Nuestro diálogo trata expresamente de teoría política, pero el uso de la palabra «política» falsea ya el genuino pensamiento romano, y también el de Cicerón, precisamente porque «política» es un término griego, que presupone la polis, en tanto que la realidad de la «ciudad» de Roma (ciuitas) es cosa muy distinta, incluso del todo contraria, ya que la ciuitas romana no es lo primero de donde se deduce la condición de los que a ella pertenecen, sino, al revés, secundaria, pues es el conjunto de las personas (ciues) que componen el «pueblo» (populus): la ciudad presupone el pueblo, conjunto de personas con un nomen Romanum. Cicerón trata precisamente de esa base humana personal, el pueblo, y concretamente de la gestión de lo que afecta a ese conjunto humano: la res publica, y no directamente de la ciuitas.
El título de nuestro diálogo —De re publica— ha sido traducido frecuentemente por El Estado (o Sobre el Estado), pero hemos preferido conservar el término más próximo al original de «república». Es verdad que, en el lenguaje de hoy, la palabra «república» se refiere a una concreta forma de gobierno, en contraposición a la «monarquía», siendo así que Cicerón no trata exclusivamente esa determinada forma de gobierno, sino todas las formas políticas en general. Esto es cierto, pero no lo es menos que Cicerón toma en consideración esas distintas formas desde el punto de vista de la actual en Roma, que es republicana en el sentido moderno: se ocupa de la república romana realmente existente y, a propósito de ella, discurre sobre otras formas posibles, conocidas por la misma Roma en otros tiempos —la antigua monarquía de Rómulo y sus sucesores— o por otros pueblos en distintos momentos históricos.
Pero hay una razón, en nuestra opinión muy poderosa, para no hablar aquí de «Estado», y es el anacronismo que tal uso supone. Porque una forma de organización es necesaria en todo tipo de convivencia social, pero eso no es necesariamente un «Estado». El «Estado» propiamente dicho es algo que sólo existe desde el siglo XVI y que presenta una teoría y una realidad práctica muy concretas y diferenciadas. Aunque el término mismo fue introducido ya por Maquiavelo —«lo Stato»—, en realidad, sólo hay verdadero Estado a partir de la teorización por Bodino de la soberanía como sumo poder organizado e institucionalizado.
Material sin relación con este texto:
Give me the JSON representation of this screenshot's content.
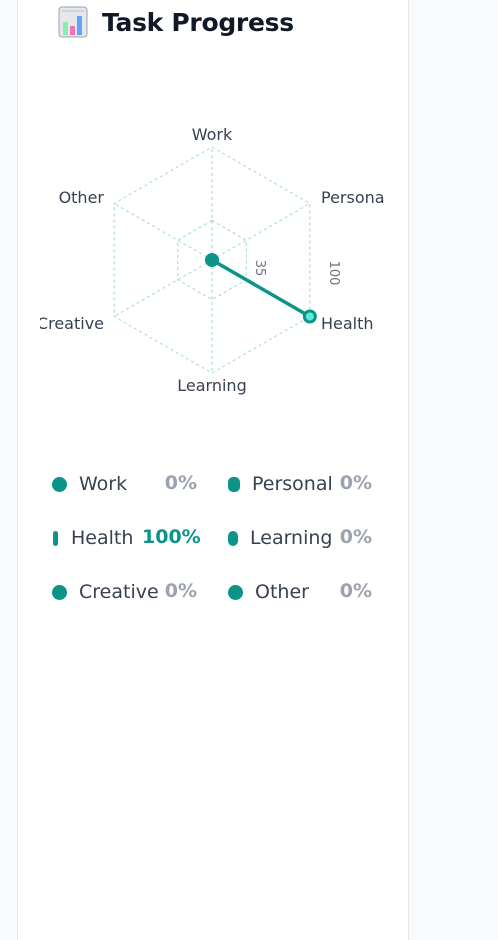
{
  "header": {
    "title": "Task Progress",
    "icon": "bar-chart-icon"
  },
  "colors": {
    "accent": "#0d9488",
    "grid": "#99d9c9",
    "muted": "#9ca3af",
    "text": "#374151"
  },
  "chart_data": {
    "type": "radar",
    "axes": [
      "Work",
      "Personal",
      "Health",
      "Learning",
      "Creative",
      "Other"
    ],
    "series": [
      {
        "values": [
          0,
          0,
          100,
          0,
          0,
          0
        ]
      }
    ],
    "tick_labels": [
      "35",
      "100"
    ],
    "range": [
      0,
      100
    ]
  },
  "legend": [
    {
      "name": "Work",
      "percent": "0%"
    },
    {
      "name": "Personal",
      "percent": "0%"
    },
    {
      "name": "Health",
      "percent": "100%"
    },
    {
      "name": "Learning",
      "percent": "0%"
    },
    {
      "name": "Creative",
      "percent": "0%"
    },
    {
      "name": "Other",
      "percent": "0%"
    }
  ]
}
Aunque ese nuevo Estado de la época moderna viniera a cumplir las funciones de las antiguas monarquías o de otras formas de gobierno social, esa analogía no justifica el anacronismo de hablar, por ejemplo, de «Estado romano», «Estado faraónico» o «Estado medieval». También los modernos automóviles han venido a hacer las funciones de los antiguos coches de caballos, y la palabra «coche» puede servir genéricamente para uno y otro tipo de vehículo, pero sería del todo inadmisible que llamáramos «automóviles» a las antiguas «carrozas», que, vistas en su conjunto, es decir, incluyendo la fuerza de tracción animal, eran tan «semovientes» como los modernos automóviles, en los que incluimos también el aparejo de tracción mecánica.
Tanto si se conserva «república» como si se introduce «Estado», puede caber la duda de conservar o no la preposición «de», o la equivalente «sobre», más llana quizá para el lector español. Aunque no haya para ello razones decisivas, hemos preferido traducir Sobre la república, y precisamente con minúscula «república», para mayor aproximación al concepto ciceroniano de res publica.
Qué deba entenderse primariamente por res publica nos lo dice escuetamente Cicerón, por boca de Escipión (I 39): «la res publica es la res que pertenece al populus». La dificultad puede estar en entender qué quiso decir con res, «cosa»: «la cosa que pertenece al pueblo». Parece evidente que no se trata de las cosas patrimoniales de uso público, que los juristas suelen llamar también «cosas públicas» (res publicae), sino mejor, en nuestra opinión, la «gestión pública», pues la palabra «cosa», en su amplio campo semántico, comprende también ese sentido de actuación o gestión: «la cosa o negocio de que se trata» (res de qua agitur). Así, pues, la «república» se refiere al gobierno público, y lo que viene a decir Cicerón, aunque parezca tautológico, es que la república consiste en el gobierno que afecta al pueblo. No debemos entender que Cicerón piensa en un democrático «gobierno del pueblo» con genitivo subjetivo, es decir, ejercido por el pueblo, sino en un genitivo objetivo: gobierno del pueblo como objeto, éste, de tal gobierno.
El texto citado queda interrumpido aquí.